Moins de deux mois plus tard, cette femme reprend son traitement anticancéreux, mais très vite, elle déclare à nouveau les symptômes du Covid-19, et à nouveau elle est testée positive. Son état se dégrade et elle décède deux semaines plus tard.

Les chercheurs sont certains qu’il s’agit bien d’une réinfection car ce sont deux souches différentes du virus qui ont été découvertes lors des tests.
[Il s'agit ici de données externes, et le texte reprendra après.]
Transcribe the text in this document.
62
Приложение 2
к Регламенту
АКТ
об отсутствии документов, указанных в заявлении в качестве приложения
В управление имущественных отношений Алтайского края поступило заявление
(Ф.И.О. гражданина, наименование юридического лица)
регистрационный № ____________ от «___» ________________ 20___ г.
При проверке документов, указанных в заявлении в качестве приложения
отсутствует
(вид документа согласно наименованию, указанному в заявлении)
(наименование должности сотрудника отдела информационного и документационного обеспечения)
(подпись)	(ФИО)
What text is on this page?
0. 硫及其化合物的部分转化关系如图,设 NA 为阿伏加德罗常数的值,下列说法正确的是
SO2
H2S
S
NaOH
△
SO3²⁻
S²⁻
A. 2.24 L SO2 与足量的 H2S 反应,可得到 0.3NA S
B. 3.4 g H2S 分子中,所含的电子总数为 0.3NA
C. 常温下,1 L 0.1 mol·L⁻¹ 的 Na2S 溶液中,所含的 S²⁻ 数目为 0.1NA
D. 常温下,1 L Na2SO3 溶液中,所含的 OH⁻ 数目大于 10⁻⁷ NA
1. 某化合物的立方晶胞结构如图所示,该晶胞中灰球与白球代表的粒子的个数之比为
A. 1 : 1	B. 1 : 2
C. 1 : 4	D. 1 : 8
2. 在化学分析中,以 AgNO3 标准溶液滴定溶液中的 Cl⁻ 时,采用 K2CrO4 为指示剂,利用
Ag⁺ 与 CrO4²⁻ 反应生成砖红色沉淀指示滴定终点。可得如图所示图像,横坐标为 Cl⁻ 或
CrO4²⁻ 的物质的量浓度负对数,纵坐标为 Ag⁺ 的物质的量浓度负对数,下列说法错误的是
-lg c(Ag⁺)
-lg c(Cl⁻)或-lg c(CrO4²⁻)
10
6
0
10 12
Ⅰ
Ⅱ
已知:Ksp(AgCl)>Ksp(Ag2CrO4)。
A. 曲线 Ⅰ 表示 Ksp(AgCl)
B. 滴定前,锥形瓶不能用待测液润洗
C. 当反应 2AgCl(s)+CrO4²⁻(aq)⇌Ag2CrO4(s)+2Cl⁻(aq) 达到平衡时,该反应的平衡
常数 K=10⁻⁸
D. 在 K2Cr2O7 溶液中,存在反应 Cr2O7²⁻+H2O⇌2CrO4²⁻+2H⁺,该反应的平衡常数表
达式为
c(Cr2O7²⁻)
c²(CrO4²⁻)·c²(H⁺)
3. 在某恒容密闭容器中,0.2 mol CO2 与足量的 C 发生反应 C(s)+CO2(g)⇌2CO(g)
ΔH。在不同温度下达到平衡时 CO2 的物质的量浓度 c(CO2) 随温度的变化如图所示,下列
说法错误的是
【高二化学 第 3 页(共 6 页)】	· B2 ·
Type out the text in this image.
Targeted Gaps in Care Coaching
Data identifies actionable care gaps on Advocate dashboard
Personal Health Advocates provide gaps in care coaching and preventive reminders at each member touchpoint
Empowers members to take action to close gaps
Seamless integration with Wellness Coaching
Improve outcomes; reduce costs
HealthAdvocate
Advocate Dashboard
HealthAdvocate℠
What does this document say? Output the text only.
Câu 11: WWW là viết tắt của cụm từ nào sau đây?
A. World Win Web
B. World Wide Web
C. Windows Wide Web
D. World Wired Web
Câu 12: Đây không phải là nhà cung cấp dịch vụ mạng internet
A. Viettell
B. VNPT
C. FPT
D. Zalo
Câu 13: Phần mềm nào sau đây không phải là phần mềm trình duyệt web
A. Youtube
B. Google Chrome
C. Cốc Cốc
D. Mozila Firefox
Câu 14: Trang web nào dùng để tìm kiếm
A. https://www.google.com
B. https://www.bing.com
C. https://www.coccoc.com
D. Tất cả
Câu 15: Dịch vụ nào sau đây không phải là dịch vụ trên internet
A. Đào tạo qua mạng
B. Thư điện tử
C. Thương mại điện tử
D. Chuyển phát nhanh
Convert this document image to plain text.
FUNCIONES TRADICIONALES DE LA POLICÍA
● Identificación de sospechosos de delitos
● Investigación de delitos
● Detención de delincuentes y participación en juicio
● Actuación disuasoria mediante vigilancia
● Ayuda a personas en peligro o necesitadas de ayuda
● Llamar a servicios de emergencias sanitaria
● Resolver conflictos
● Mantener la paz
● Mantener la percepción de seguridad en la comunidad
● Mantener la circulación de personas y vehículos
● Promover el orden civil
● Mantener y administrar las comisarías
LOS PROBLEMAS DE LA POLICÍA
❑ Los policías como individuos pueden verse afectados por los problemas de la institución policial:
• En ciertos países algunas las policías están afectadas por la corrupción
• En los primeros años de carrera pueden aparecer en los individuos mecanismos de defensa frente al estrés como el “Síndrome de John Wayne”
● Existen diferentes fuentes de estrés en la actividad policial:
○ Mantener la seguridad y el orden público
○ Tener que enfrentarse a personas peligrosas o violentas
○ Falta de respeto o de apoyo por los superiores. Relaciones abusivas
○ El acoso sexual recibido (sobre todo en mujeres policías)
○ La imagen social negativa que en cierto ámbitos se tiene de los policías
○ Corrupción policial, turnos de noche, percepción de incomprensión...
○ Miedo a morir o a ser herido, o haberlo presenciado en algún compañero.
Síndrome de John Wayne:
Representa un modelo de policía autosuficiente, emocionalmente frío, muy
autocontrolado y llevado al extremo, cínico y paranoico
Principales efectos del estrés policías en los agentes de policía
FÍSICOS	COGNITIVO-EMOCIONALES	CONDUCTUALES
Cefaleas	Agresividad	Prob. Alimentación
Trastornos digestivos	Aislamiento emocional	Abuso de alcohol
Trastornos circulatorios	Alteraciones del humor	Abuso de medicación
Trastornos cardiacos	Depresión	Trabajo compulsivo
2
Ils ajoutent que même si du fait de sa chimiothérapie, les défenses immunitaires de cette femme étaient affaiblies, elles restaient suffisantes pour combattre la seconde infection. Ce cas très particulier illustre toutes les questions aujourd’hui encore sans réponses concernant les réinfections : une dizaine de cas dans le monde ont été rapportés et il apparaît que parfois, la deuxième contamination est plus grave que la première. On lit ainsi dans la revue The Lancet de cette semaine l’histoire d’un jeune homme américain de 25 ans. Lui aussi a été infecté deux fois, la deuxième étant bien plus sévère. Les auteurs concluent : même les personnes qui ont déjà été contaminées doivent continuer d’appliquer les gestes barrières.